Les toxicomanes furent particulièrement touchés par l'épidémie de VIH/Sida. Ils n'ont cependant pas bénéficié du statut de population à risques. Ce phénomène est à mettre en lien avec l'origine de la maladie282(*)282(*). Le Sida est apparu initialement comme un problème « spécifique » à l'homosexualité. Certains évoquaient alors l'idée d'un « gay cancer » comme origine du mal. Les organisations homosexuelles, notamment américaines, se sont fortement mobilisées. Il s'agissait dans un premier temps d'obtenir une reconnaissance des pouvoirs publics comme groupe à risques. C'est le cas de l'ARCIGAY en Italie qui développa ses activités dès 1985 ou encore de l'association anglaise Terrence Higgins Trust (THT) dès 1982. Le mouvement s'inverse cependant rapidement.
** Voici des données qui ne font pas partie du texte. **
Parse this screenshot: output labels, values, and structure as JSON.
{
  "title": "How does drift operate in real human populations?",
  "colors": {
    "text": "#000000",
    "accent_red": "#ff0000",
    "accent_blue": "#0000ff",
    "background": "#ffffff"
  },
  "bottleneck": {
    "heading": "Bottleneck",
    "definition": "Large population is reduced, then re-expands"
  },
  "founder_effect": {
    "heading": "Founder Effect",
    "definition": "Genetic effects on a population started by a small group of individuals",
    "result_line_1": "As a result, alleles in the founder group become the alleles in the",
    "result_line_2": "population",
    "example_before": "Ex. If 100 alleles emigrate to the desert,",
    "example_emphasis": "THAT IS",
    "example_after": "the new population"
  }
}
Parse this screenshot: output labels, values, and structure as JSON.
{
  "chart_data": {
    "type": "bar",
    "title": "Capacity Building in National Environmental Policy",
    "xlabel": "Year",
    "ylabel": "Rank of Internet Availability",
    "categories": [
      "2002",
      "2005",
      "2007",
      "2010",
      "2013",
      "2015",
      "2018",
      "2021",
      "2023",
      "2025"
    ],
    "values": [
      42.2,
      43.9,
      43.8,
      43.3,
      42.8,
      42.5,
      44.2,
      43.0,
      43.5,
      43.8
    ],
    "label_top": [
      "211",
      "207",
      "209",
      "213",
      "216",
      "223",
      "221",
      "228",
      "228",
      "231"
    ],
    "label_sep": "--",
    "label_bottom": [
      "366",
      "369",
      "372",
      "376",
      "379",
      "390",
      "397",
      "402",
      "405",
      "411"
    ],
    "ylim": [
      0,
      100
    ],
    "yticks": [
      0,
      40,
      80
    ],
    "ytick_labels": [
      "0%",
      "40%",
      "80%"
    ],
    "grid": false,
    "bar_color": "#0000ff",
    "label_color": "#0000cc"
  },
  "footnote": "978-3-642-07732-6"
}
Les associations militent alors pour une universalisation du problème, l'objectif étant de « déhomosexualiser » le Sida. L'association française AIDES milite dès 1985 pour que la notion de « groupes à risques » soit remplacée par celle de « comportements à risques ». En Allemagne, les homosexuels participent fortement aux réseaux où s'élaborent la politique de lutte contre le Sida, selon une stratégie qui vise à « investit les institutions ». Ils sont à l'origine de la Deutche Aids Hilfe (DAH), association d'aide aux victimes du Sida, qui devient un partenaire des pouvoirs publics et représente les victimes de l'épidémie, de façon non catégorielle.
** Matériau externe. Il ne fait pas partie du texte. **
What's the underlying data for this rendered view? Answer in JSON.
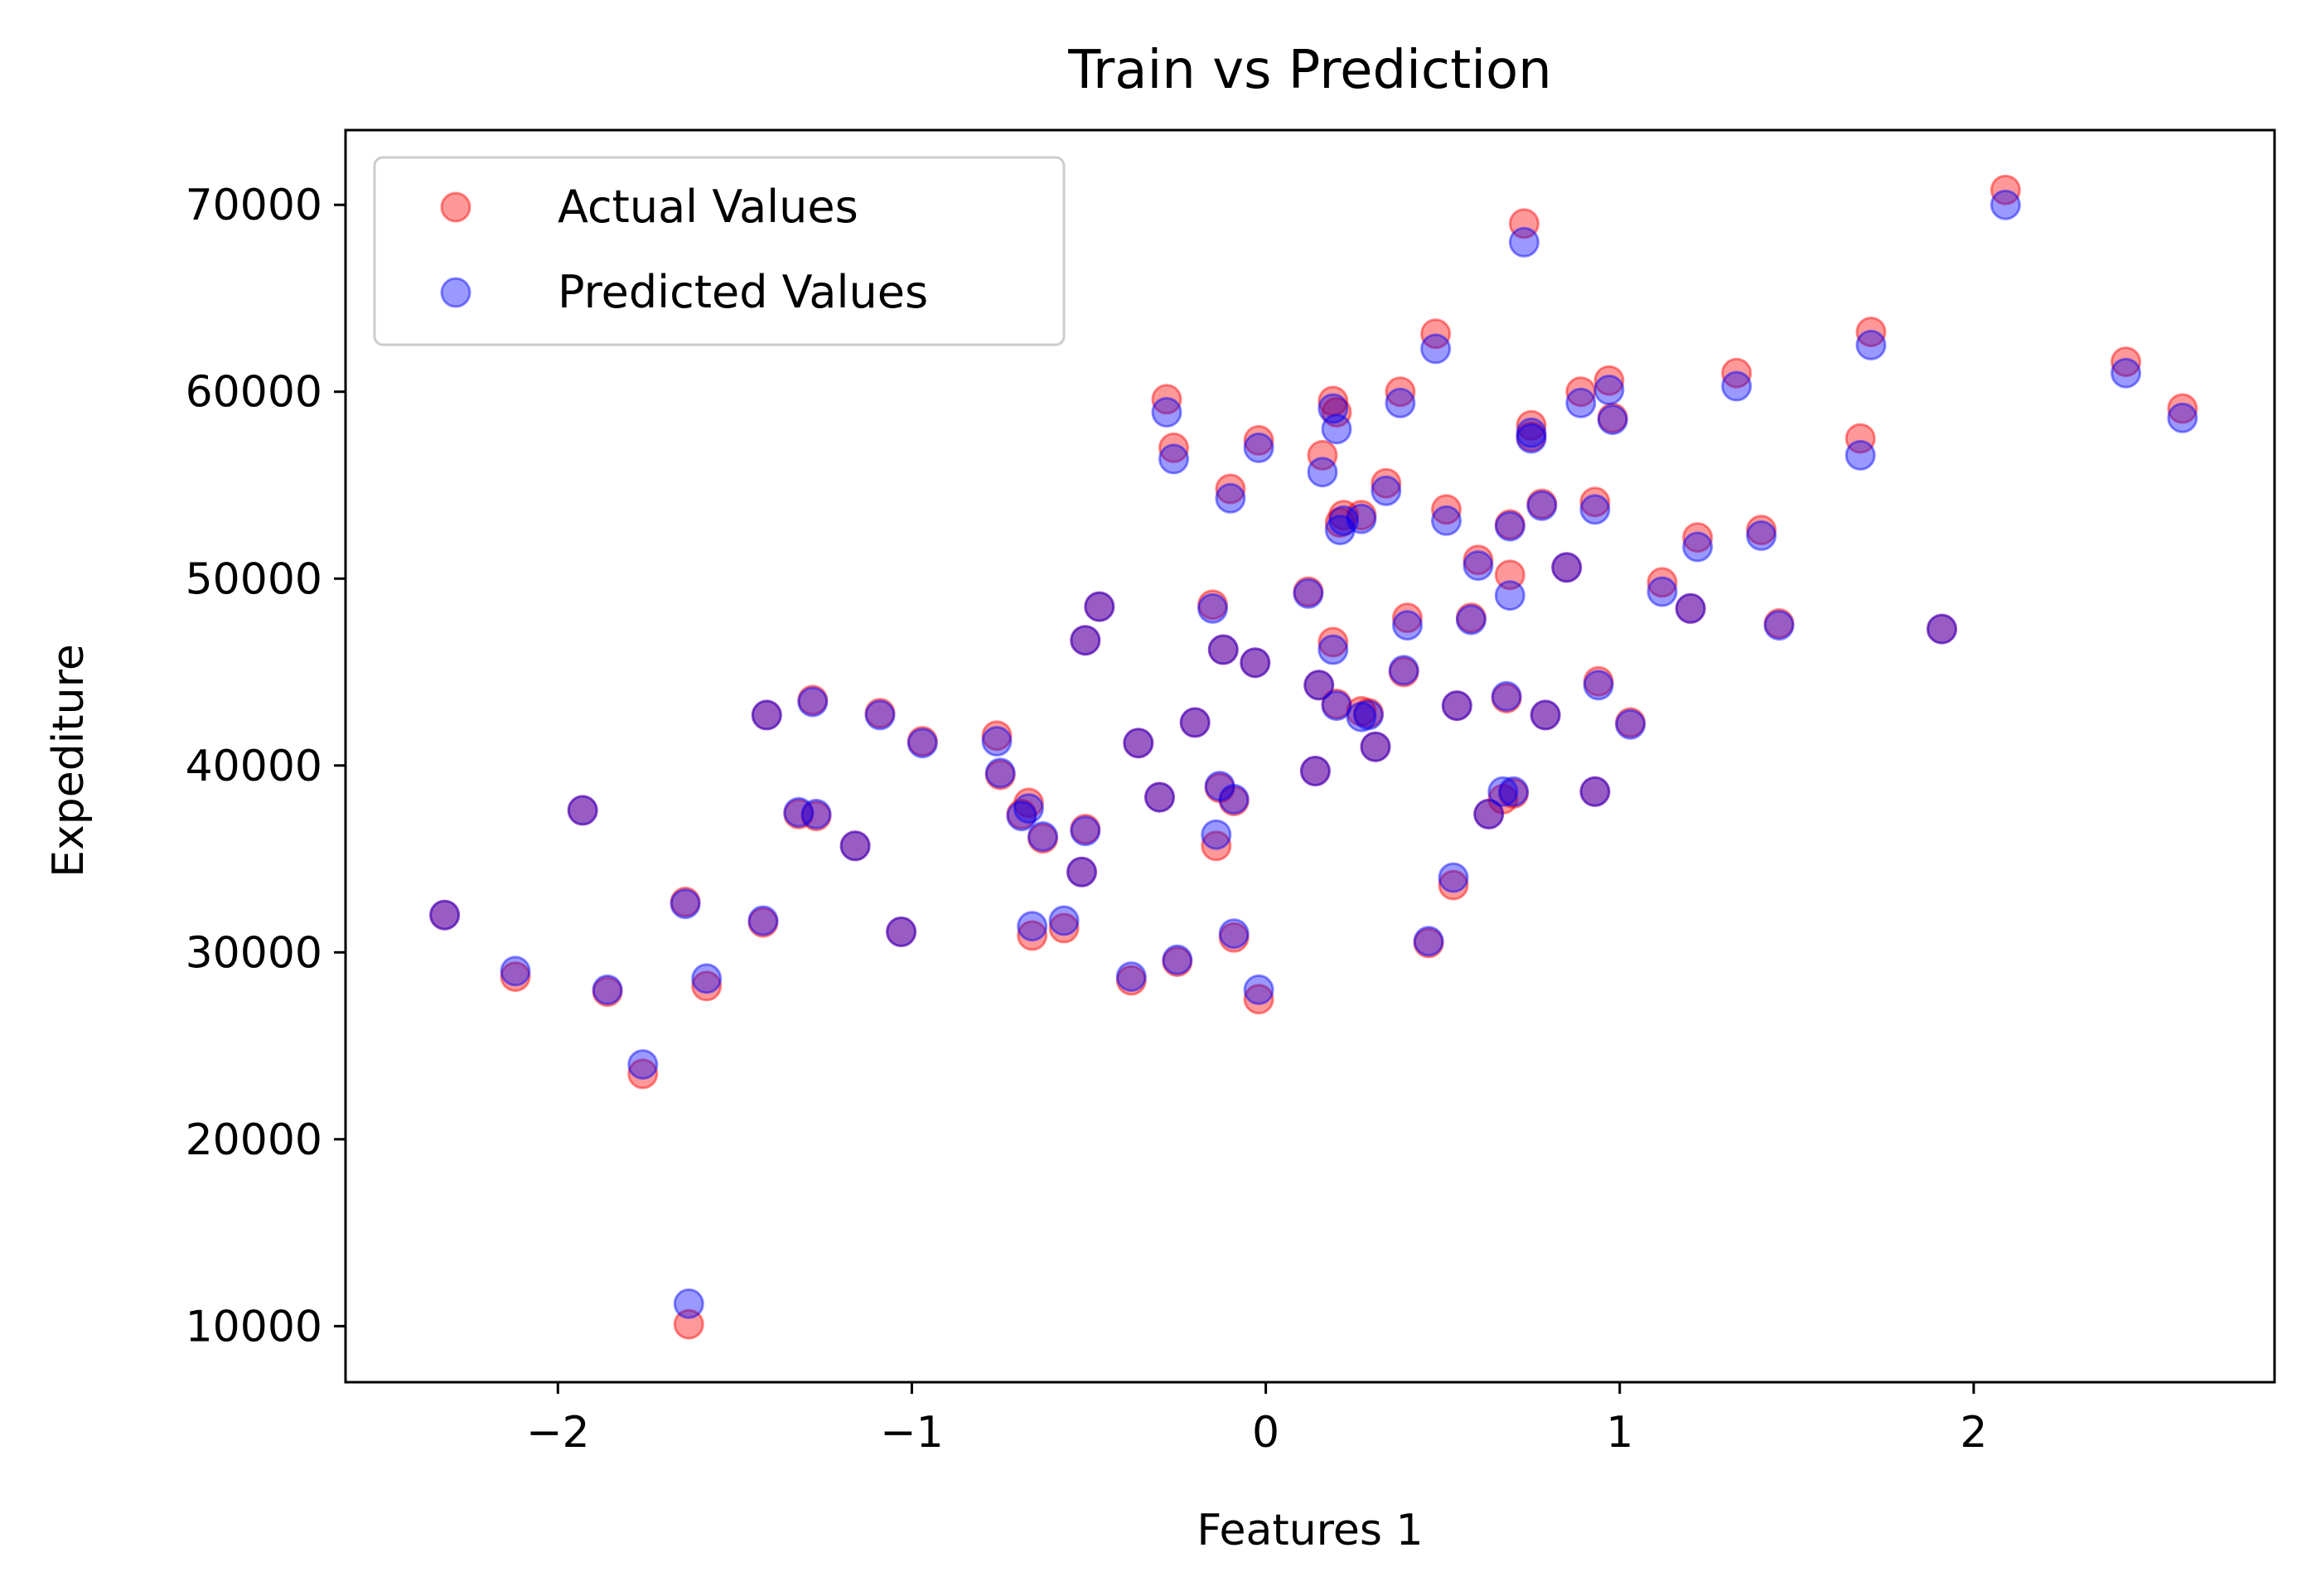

La reconnaissance de l'état d'urgence du VIH parmi les consommateurs de stupéfiants par la communauté internationale constitua un facteur décisif. Elle remonte, comme le rappelle Vittorio Agnoletto, à 1986, date à laquelle le Groupe de consultation sur le Sida et la toxicomanie de l'OMS publie un document qui reconnaît la priorité accordée à l'endiguement du VIH. Il affirme ainsi que « dans chaque pays la plus forte priorité est donnée à la prévention du VIH parmi les personnes abusant de stupéfiants [...] Les politiques finalisées à l'usage de drogue ne peuvent pas se permettre d'ignorer les mesures à prendre contre ces risques »283(*). L'Advisory Council on the Misure of Drugs du gouvernement britannique adopte une position similaire dans un rapport «Sida et drogues» de 1988 284(*) en faisant de la prévention du VIH une priorité de santé publique. Ces décisions reposent alors davantage sur la volonté de protéger le reste de la population de l'infection à VIH que sur une préoccupation véritable pour l'état de santé des toxicomanes. A cette époque, des études mettent en évidence qu'une population fréquemment exposée au risque de contamination à VIH peut devenir un « vecteur » d'infection pour le reste de la population, en particulier pour le cas de Sida par le biais des relations sexuelles. La reconnaissance des risques encourus par les toxicomanes est désormais effective.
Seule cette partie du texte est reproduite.